Analysis

Rampant wage theft and safety violations at Musk’s Tesla factory in Austin, Texas

Elon Musk’s Tesla opened a new factory in Austin this year with the promise of thousands of high-paying jobs and economic development. Just seven months into its opening, reports are emerging about the true nature of the construction of the factory, which seemingly includes rampant wage theft and completely falsified safety records.

The complaints filed by the Workers Defense Project, a local non-profit that works primarily with immigrant construction workers, further expose the pattern of severe exploitation and false promises that have made Musk infamous.

Workers claim Tesla falsified safety documents, stole wages

The crux of the WDP’s allegations is that workers at the Tesla factory have had wages stolen from them, sometimes not receiving “any pay for a week’s worth of work performed,” according to WDP attorney Hannah Alexander.

According to the complaints, many workers even worked shifts on holidays, having been promised extra pay, only to be paid nothing at all for their time away from their families.

The other major series of allegations deals with the safety practices of the factory. In the city of Austin, construction contracts follow the WDP’s Better Builder standards. This means that construction companies, at least in theory, are expected to teach a basic level of safety and provide a higher level of worker protection than companies in completely deregulated areas.

From the beginning, Tesla has fought any regulation of their business practices. They refused to adopt the Better Builder practices, and instead agreed only to the Occupational Safety and Health Administration training certifications for workers.

One worker, Victor, blew the whistle on the falsification of these documents. Victor claims he was provided with two separate fake OSHA certifications without receiving any safety training.

The certifications Victor should have received would have provided him and other workers in the program with information about health, safety and workers’ rights — including the right to refuse dangerous work. If these documents were in fact falsified, then Tesla and/or its subcontractors have been paying for fake documents to avoid giving their own workers vital information about their own labor and safety rights.

Tesla promises jobs while threatening local community for millions in tax incentives

Tesla came into the Austin area with grandiose promises, grotesque spectacle and thinly-veiled threats: a carrot-and-stick approach to ramming through their plans for exploitation free from any public oversight.

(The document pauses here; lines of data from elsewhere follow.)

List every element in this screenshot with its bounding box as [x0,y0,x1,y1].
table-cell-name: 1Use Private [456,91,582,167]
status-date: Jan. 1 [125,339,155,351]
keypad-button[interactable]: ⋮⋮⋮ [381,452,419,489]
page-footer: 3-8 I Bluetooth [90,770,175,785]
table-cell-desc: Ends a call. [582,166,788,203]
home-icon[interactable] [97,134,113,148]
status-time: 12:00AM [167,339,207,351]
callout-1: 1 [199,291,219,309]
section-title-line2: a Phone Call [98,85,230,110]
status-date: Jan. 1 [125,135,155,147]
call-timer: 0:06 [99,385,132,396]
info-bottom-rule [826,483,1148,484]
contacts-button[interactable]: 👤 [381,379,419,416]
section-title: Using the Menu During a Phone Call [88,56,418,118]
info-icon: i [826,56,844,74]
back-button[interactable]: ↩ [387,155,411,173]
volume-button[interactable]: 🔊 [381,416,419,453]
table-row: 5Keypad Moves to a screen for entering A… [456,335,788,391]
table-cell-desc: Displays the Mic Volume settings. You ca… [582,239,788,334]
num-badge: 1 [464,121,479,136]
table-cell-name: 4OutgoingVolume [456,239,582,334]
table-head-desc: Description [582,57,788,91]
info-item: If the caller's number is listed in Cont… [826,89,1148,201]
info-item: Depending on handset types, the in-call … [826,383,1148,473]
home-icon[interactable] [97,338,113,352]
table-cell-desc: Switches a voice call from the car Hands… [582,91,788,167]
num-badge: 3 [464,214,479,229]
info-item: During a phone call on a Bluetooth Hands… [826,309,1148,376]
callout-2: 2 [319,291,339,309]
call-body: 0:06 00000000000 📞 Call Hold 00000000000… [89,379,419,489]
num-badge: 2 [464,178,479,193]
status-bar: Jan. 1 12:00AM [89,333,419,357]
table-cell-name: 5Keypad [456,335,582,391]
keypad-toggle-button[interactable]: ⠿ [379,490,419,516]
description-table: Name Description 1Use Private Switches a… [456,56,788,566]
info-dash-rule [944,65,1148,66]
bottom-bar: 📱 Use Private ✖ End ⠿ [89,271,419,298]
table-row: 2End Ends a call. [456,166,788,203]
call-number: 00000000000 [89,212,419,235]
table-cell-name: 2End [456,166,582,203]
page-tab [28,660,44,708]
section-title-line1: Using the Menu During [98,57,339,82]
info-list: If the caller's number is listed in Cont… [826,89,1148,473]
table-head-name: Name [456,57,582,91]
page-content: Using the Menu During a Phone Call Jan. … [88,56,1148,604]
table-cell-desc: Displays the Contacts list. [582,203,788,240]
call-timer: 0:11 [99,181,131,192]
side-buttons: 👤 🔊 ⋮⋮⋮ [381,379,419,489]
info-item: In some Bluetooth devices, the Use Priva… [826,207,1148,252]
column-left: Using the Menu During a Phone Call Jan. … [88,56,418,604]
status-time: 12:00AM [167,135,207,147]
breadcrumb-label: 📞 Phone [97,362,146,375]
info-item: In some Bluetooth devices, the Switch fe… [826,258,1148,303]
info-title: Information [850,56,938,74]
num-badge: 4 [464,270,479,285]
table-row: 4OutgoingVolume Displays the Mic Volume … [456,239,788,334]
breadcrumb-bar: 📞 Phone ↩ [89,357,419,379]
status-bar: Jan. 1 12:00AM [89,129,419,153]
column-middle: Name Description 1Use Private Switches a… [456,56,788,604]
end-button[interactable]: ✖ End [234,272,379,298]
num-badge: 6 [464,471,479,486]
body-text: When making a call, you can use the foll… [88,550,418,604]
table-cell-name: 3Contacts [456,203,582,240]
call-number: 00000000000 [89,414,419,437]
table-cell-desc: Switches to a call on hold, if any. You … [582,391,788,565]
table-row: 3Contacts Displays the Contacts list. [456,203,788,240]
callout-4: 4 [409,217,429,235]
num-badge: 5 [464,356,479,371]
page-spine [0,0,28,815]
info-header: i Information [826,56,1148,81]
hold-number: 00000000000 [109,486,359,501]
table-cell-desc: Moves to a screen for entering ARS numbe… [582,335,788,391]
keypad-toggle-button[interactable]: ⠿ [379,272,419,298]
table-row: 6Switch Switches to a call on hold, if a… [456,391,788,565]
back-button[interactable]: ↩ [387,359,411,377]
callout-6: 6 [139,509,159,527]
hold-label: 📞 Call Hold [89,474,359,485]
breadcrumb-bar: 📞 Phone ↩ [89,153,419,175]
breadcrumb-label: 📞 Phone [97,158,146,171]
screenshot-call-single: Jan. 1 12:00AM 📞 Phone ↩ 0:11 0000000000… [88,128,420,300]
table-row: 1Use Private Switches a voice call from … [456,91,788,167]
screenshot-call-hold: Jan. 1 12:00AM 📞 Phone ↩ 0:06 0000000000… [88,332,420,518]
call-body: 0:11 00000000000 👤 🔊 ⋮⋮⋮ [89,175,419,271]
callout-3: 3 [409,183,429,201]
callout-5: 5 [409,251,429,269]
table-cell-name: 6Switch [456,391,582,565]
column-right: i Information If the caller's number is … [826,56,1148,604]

While the media reports that Tesla’s factory is in Austin, the story is actually more complicated. Tesla specifically targeted the Del Valle unincorporated area for its project. Del Valle is an area outside of Austin city limits, but within the same county. In practice, Del Valle and Austin are economically linked. But legally, Del Valle’s unincorporated status means that it does not have access to the same infrastructure support and economic base.

Tesla’s choice to put its factory in Del Valle is predatory to the core. By building the factory outside of city limits, they avoided having to deal with the nominally more “progressive” City of Austin, and instead dealt directly with county commissioners.

Tesla courted local support with the promise that the factory would create thousands of jobs. Some local community advocates believed that with these new jobs would come new infrastructure and opportunities for non-Tesla workers. The lack of infrastructure and economic opportunity is a real concern for Del Valle residents.

Behind the scenes, Tesla was plotting to drain Del Valle of badly needed public resources. They demanded huge tax incentives — $14 million in handouts from Travis County and $60 million from Del Valle Independent School District — in order to build the factory. If the county didn’t comply immediately, Tesla claimed they would build the factory in Tulsa, Oklahoma, instead.

This was the poisoned choice that Tesla presented to Del Valle residents: either give us your county’s and school’s scarce resources in the form of tax breaks, and maybe we will build out roads and houses for you later; or refuse us, and we will take our jobs elsewhere.

The controversial choice left the community bitterly divided, but in the end, Tesla won its bid to write off its taxes at Del Valle’s expense and build its factory to exploit local laborers. The South African apartheid heir opened his factory in April to great self-promoted fanfare: a “Cyber Rodeo” which saw Musk in a cowboy hat, driving a Tesla onto the stage to the tune of “Still D.R.E.” by Dr. Dre and Snoop Dog. The event concluded with 10 minutes of non-stop fireworks.

Less than a year later, as Musk’s forays into social media have tarnished his brand, Tesla’s own brand is tarnished in kind. Tesla’s labor violations, fraud allegations, shady dealings, sexual harassment claims, safety issues, and whistleblower revelations are so extensive they have their own 18-section Wikipedia entry. Meanwhile, Del Valle’s infrastructure is in as bad shape as before, and Tesla’s $47,000 salaries aren’t enough to support housing and food needs for workers in the notoriously expensive Austin area.

Whatever the future holds for Tesla, its factory appears to be cut from the same cloth as Musk himself — woven through with broken promises and ruthless exploitation.